Just wait until the media gets ahold of the first female football star that carries herself like Terrell Owens or Deion Sanders. The NFL would never be the same after that.

Think of the strategy this rule change would cause. Does Bill Belichick line up a girl in the nickel package like he did with Troy Brown? Does Mike Martz line up a girl wide and use her for underneath routes as the men go deep? Who does the other team cover her with or do they not bother to cover her at all? Would Joe Gibbs or Dick Vermeil run plays directly at a woman linebacker if it was a critical 4th-and-one? How does Bill Parcells motivate Terry Glenn if he can’t call him "she"?

Sure, 90 percent of the women out there will say "Play football? Not me!" but before long there would be role models and scouting and weight training and you could have some gals who could really play. Imagine what they could be worth someday as free agents. And the marketing possibilities are endless.

To make it easier for the refs, the women would dress in the alternate jersey so you could quickly tell if each team has one on the field (think soccer goalies). The referee and the back judge would be responsible to make sure there was one on every play (meaning teams would have to carry at least two so the roommate thing is already covered).

Perhaps we can even make football a 12-player game so no men are out of a job and the added player on the field can give the game all sorts of new wrinkles. Like the two-point conversion and instant replay, coaches will complain at first but they’ll eventually get used to it and learn how to make it work for them.

To ease the transition, we can have two years to experiment with this in NFL Europe. Maybe this will even interest the French, those wusses. The European league already makes allowances for foreign-born football players so why not female football players?

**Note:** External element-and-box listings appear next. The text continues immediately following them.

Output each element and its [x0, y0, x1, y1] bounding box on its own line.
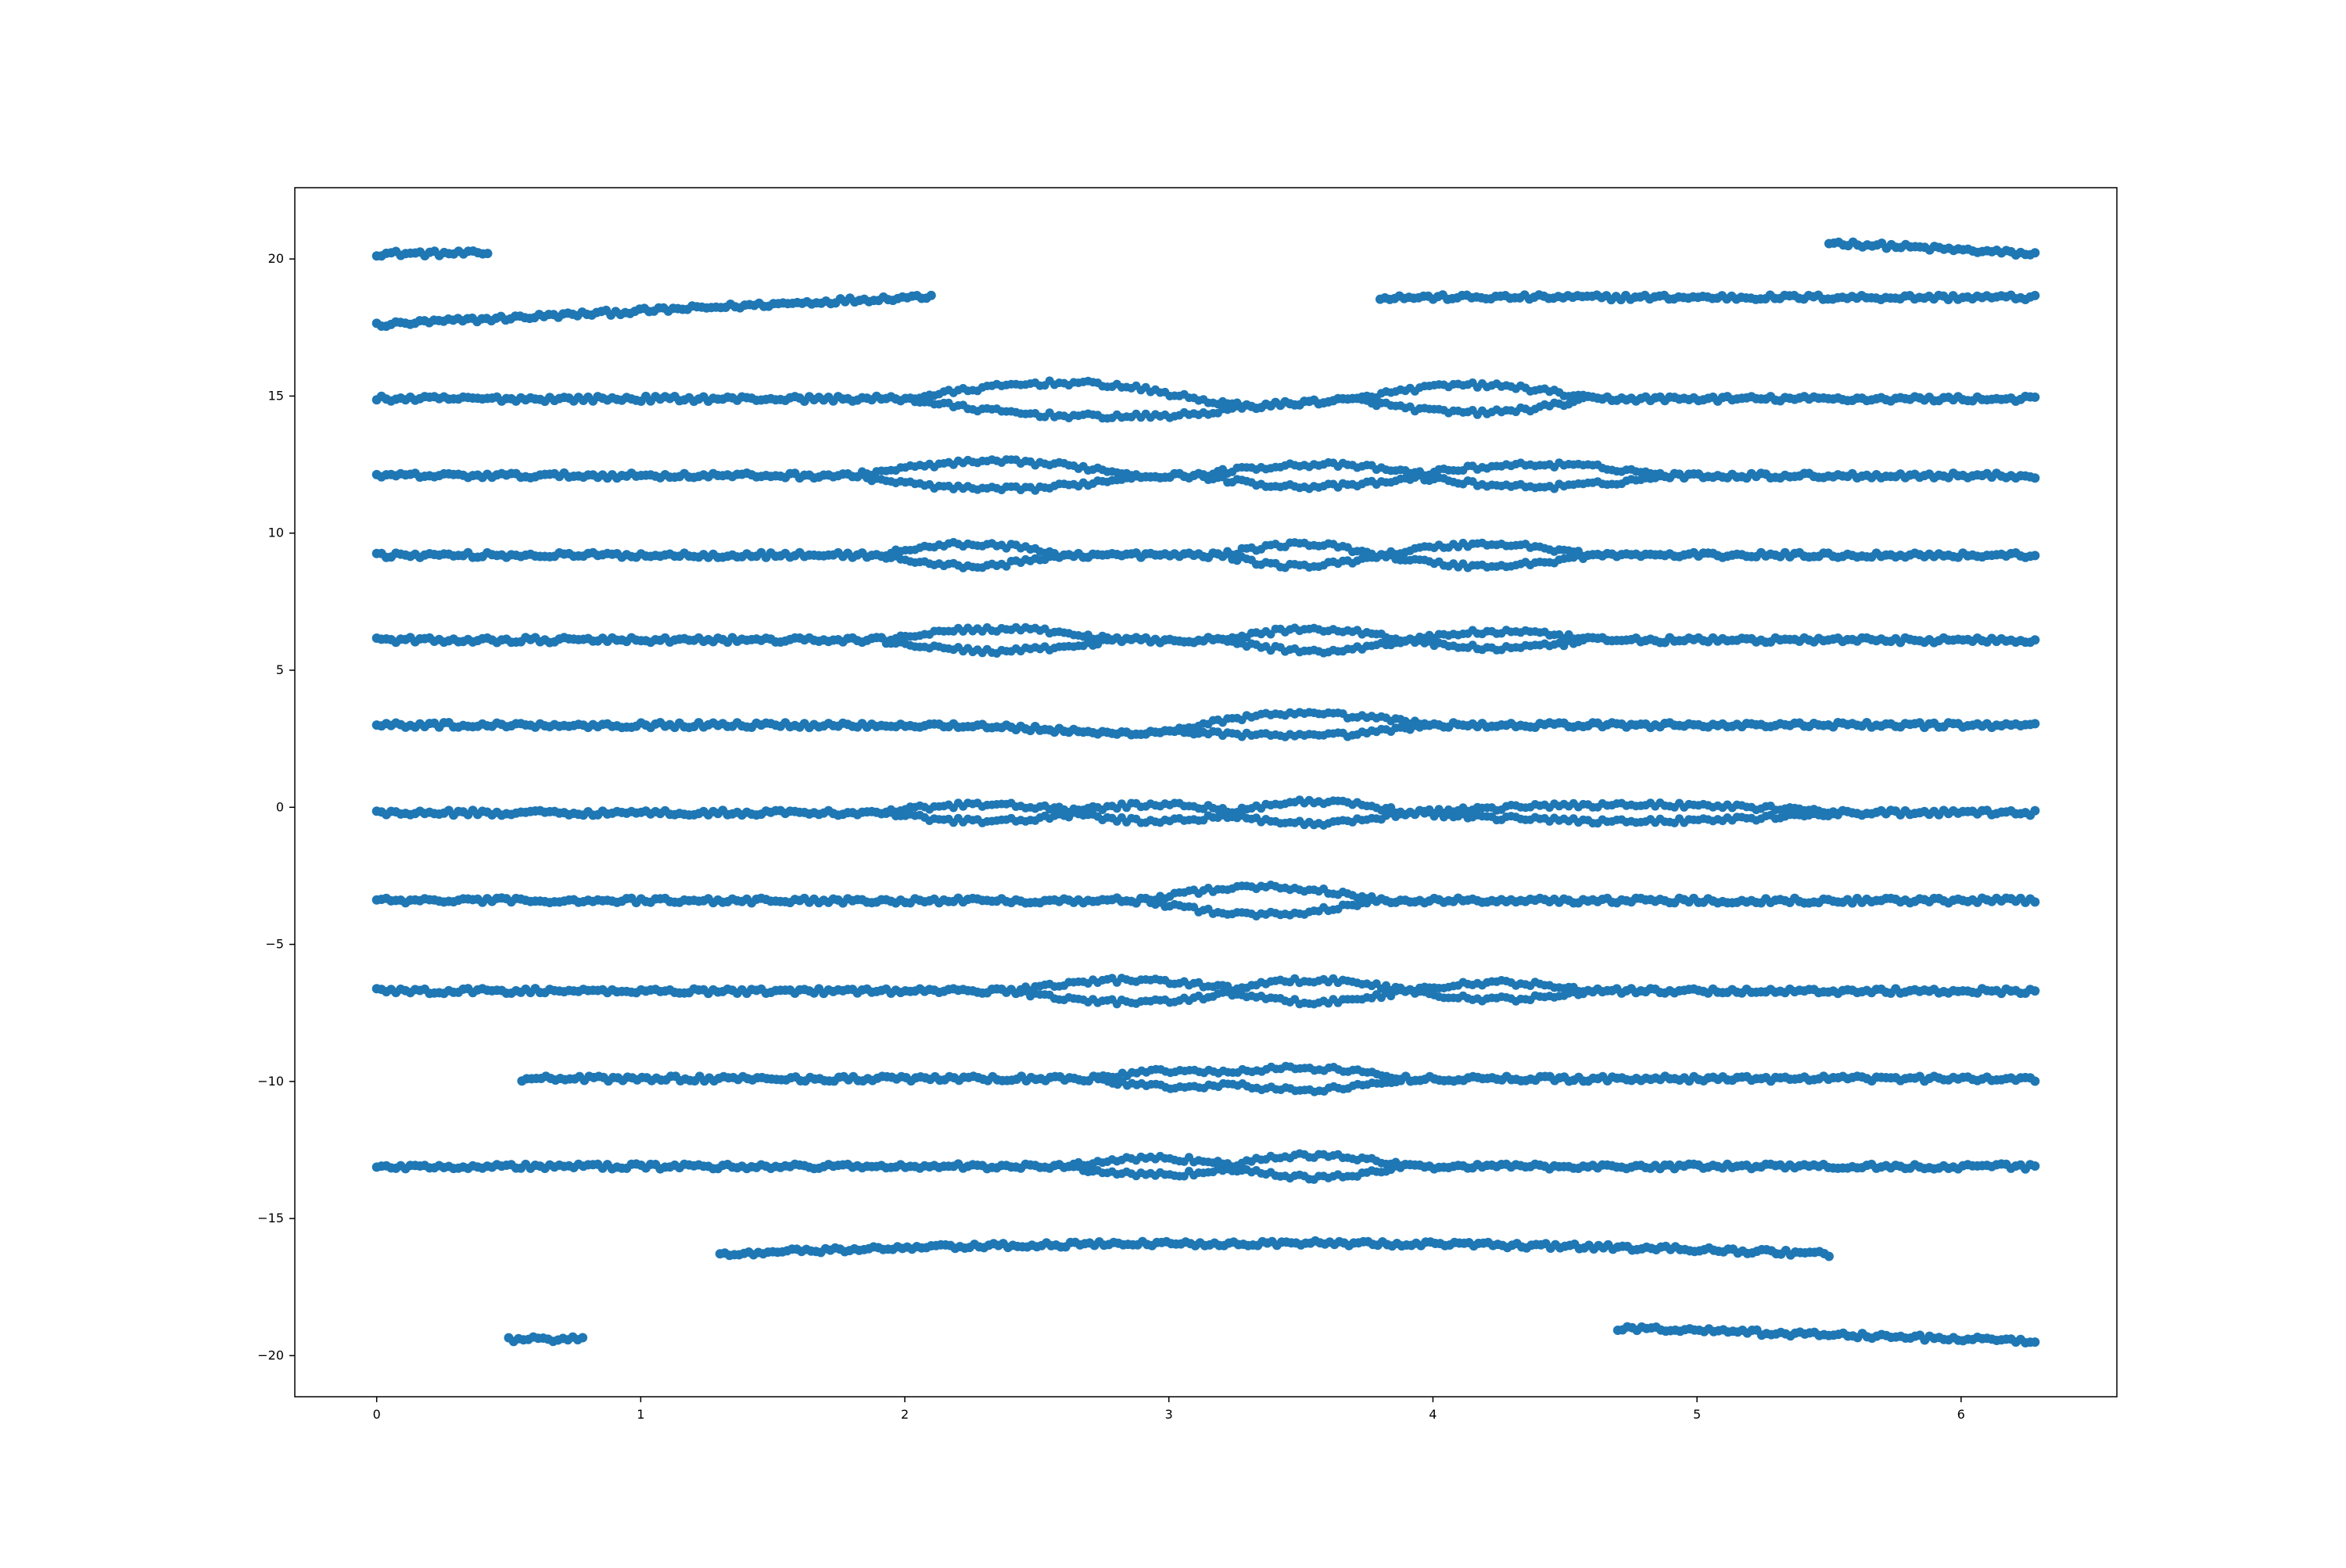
scatter-point — [2030, 1161, 2040, 1171]
scatter-point — [2030, 897, 2040, 907]
scatter-point — [2030, 551, 2040, 561]
scatter-point — [2030, 806, 2040, 816]
scatter-point — [2030, 290, 2040, 300]
scatter-point — [2030, 248, 2040, 258]
scatter-point — [926, 290, 936, 300]
scatter-point — [2030, 1076, 2040, 1086]
scatter-point — [482, 249, 493, 259]
scatter-point — [2030, 635, 2040, 645]
scatter-point — [2030, 719, 2040, 729]
scatter-point — [2030, 392, 2040, 402]
scatter-point — [2030, 473, 2040, 483]
scatter-point — [2030, 986, 2040, 996]
points-layer — [371, 237, 2040, 1347]
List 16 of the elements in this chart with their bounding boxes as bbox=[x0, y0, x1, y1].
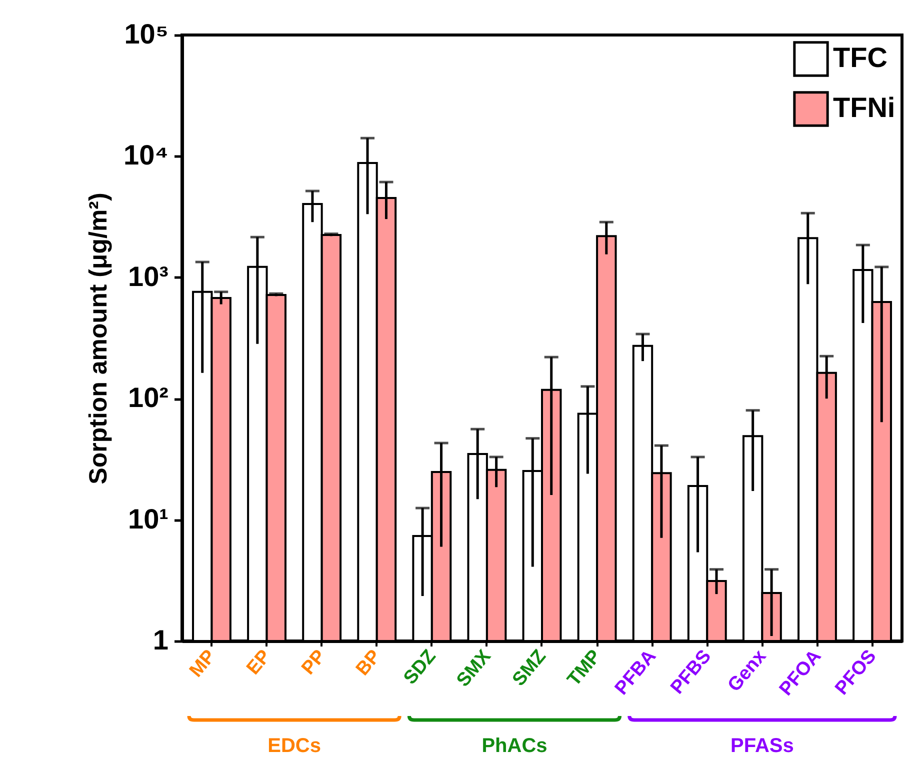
y-tick-label: 10² bbox=[128, 382, 168, 414]
text: EDCs bbox=[268, 735, 321, 757]
x-tick-label: BP bbox=[352, 646, 386, 680]
y-tick-label: 10⁵ bbox=[124, 18, 168, 50]
text: PhACs bbox=[482, 735, 548, 757]
x-tick-label: EP bbox=[242, 646, 276, 679]
y-tick-label: 10⁴ bbox=[124, 140, 168, 171]
text: PFASs bbox=[730, 735, 794, 757]
x-tick-label: PP bbox=[298, 646, 330, 679]
legend-label: TFNi bbox=[833, 92, 896, 123]
legend-label: TFC bbox=[833, 42, 888, 73]
y-tick-label: 10³ bbox=[128, 260, 168, 292]
y-tick-label: 1 bbox=[152, 624, 168, 656]
y-tick-label: 10¹ bbox=[128, 503, 168, 534]
y-axis-title: Sorption amount (μg/m²) bbox=[84, 192, 113, 484]
x-tick-label: MP bbox=[186, 646, 220, 682]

Then the new rules would come to America and football can become a total family experience. Women will stop complaining to the men about watching football all weekend and actually watch it themselves. It may never replace their favorite contact sport (shopping) but it will force enough new eyeballs to pay attention and that’s what the NFL really needs.

Sure, there will be subtle changes. Shoulder pads will need to be redesigned. Butt slapping after a good play will probably be a more dicey proposition. Locker rooms will need to have some major renovations. Injury reports will now include players sidelined for broken fingernails. Maybe we’ll see the first crying celebration after scoring a touchdown. But, hey, we’re a country that’s all for equality and we can learn to adapt too.

Probably the last position to see a change will be center. I mean, a gal is going to have to show a lot of trust when she is bent over all day with a guy standing behind her awaiting the snap. But that barrier, too, will someday be crossed and it will be breathlessly hyped in the media just like black quarterbacks used to be.

And as those barriers are crossed, Madison Avenue will be lining up with checks in their hands wanting the ladies to pitch all sorts of products that used to be the sole domain of Joe Namath (it’s an old joke – go ask your parents). Pete Rozelle may spin in his grave but the NFL would just be cementing its place as the 800-pound gorilla of professional sports. The younger Pete would have understood. It’s just good business.